Friday, July 3, 2020

Police and Race



Studies comparing Russian roulette using Glock 19 or Smith and Wesson 686 shows the Glock much the safer gun. Stats can indicate only what's asked.


                                    Police and Race

Mr. Fryer is a professor of economics at Harvard. This is from a recent article that summarized some of his recent investigations. Some are subjective.

There are large racial differences in police use of nonlethal force. 
hen police reported the incidents, they were 53% more likely to use physical force on a black civilian than a white one. In a separate, nationally representative dataset asking civilians about their experiences with police, we found the use of physical force on blacks to be 350% as likely. 

Compliance by civilians doesn’t eliminate racial differences in police use of force.

Black civilians who were recorded as compliant by police were 21% more likely to suffer police aggression than compliant whites.
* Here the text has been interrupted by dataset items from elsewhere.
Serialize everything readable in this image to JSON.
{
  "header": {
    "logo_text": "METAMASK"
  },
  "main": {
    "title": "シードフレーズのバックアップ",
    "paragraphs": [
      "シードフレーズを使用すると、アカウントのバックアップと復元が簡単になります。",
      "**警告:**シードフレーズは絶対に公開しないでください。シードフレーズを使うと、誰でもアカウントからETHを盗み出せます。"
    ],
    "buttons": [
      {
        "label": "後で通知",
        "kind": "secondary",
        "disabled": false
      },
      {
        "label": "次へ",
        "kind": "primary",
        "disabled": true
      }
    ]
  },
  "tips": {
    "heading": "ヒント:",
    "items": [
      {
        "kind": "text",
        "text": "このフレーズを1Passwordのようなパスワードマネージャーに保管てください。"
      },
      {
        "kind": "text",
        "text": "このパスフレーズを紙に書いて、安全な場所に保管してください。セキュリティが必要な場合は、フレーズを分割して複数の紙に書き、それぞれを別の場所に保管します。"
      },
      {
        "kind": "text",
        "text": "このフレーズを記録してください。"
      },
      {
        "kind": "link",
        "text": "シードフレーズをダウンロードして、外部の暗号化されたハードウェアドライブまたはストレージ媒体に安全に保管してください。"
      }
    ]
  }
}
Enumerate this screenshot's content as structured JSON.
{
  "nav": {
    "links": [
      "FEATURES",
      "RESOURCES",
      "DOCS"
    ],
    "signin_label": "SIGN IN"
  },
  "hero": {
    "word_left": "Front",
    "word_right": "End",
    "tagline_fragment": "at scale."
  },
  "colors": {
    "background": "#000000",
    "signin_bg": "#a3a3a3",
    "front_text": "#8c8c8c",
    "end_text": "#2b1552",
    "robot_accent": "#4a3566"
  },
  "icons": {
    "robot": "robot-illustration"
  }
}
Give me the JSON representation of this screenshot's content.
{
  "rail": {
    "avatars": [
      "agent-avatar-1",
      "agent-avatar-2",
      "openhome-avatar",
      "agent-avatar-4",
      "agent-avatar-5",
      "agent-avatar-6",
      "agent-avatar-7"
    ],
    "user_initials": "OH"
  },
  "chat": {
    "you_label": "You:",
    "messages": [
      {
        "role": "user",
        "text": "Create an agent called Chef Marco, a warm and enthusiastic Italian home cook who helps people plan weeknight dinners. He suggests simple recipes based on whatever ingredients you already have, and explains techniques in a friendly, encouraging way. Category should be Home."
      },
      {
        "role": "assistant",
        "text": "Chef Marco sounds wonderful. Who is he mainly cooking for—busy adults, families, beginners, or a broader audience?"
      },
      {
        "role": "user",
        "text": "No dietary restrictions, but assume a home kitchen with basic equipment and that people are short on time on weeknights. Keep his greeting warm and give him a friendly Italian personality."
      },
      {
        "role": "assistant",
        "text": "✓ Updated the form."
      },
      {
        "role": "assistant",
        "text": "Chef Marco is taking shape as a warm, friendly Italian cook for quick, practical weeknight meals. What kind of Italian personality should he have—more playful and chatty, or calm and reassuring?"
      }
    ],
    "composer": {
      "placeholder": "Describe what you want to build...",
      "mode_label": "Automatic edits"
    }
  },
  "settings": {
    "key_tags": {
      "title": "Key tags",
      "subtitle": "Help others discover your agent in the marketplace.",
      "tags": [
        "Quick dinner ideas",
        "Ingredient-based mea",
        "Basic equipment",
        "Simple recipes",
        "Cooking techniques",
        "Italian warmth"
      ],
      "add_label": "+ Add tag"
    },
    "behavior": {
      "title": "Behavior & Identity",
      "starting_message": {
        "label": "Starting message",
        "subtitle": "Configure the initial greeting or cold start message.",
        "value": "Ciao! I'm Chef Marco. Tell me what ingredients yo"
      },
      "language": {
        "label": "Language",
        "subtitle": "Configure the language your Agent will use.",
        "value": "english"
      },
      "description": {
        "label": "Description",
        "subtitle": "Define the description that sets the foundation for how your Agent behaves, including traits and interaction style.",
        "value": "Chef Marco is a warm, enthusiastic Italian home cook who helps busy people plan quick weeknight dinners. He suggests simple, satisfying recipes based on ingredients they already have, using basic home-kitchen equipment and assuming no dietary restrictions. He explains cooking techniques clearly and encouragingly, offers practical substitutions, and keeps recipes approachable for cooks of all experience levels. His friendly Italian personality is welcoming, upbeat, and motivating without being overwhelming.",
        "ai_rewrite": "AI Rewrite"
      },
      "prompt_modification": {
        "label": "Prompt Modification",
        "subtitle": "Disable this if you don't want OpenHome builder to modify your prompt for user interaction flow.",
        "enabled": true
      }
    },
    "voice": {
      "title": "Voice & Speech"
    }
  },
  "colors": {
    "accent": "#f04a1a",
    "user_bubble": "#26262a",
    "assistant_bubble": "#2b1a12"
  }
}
We also found that the benefits of compliance differed significantly by race. Compliance does make you less likely to endure a beat-down—but the benefit is larger if you are white.

We didn’t find racial differences in officer-involved shootings. 

 But at least two other studies, both published in 2016—by Phillip Atiba Goff et al. and Ted R. Miller et al.—have since found the same using different data. Those statistics, however, cannot address the fundamental question: When a shooting might be justified by department standards, are police more likely actually to shoot if the civilian is black? 

 Investigating police departments can have unintended consequences.

We found that investigations not preceded by viral incidents of deadly force, on average, reduced homicides and total felony crime. But for the five investigations that were preceded by a viral incident of deadly force, there was a stark increase in crime—893 more homicides and 33,472 more felonies than would have been expected with no investigation. The increases in crime coincide with an abrupt change in the quantity of policing activity. In Chicago alone after the killing of Laquan McDonald, the number of police-civilian interactions decreased by 90% in the month the investigation was announced.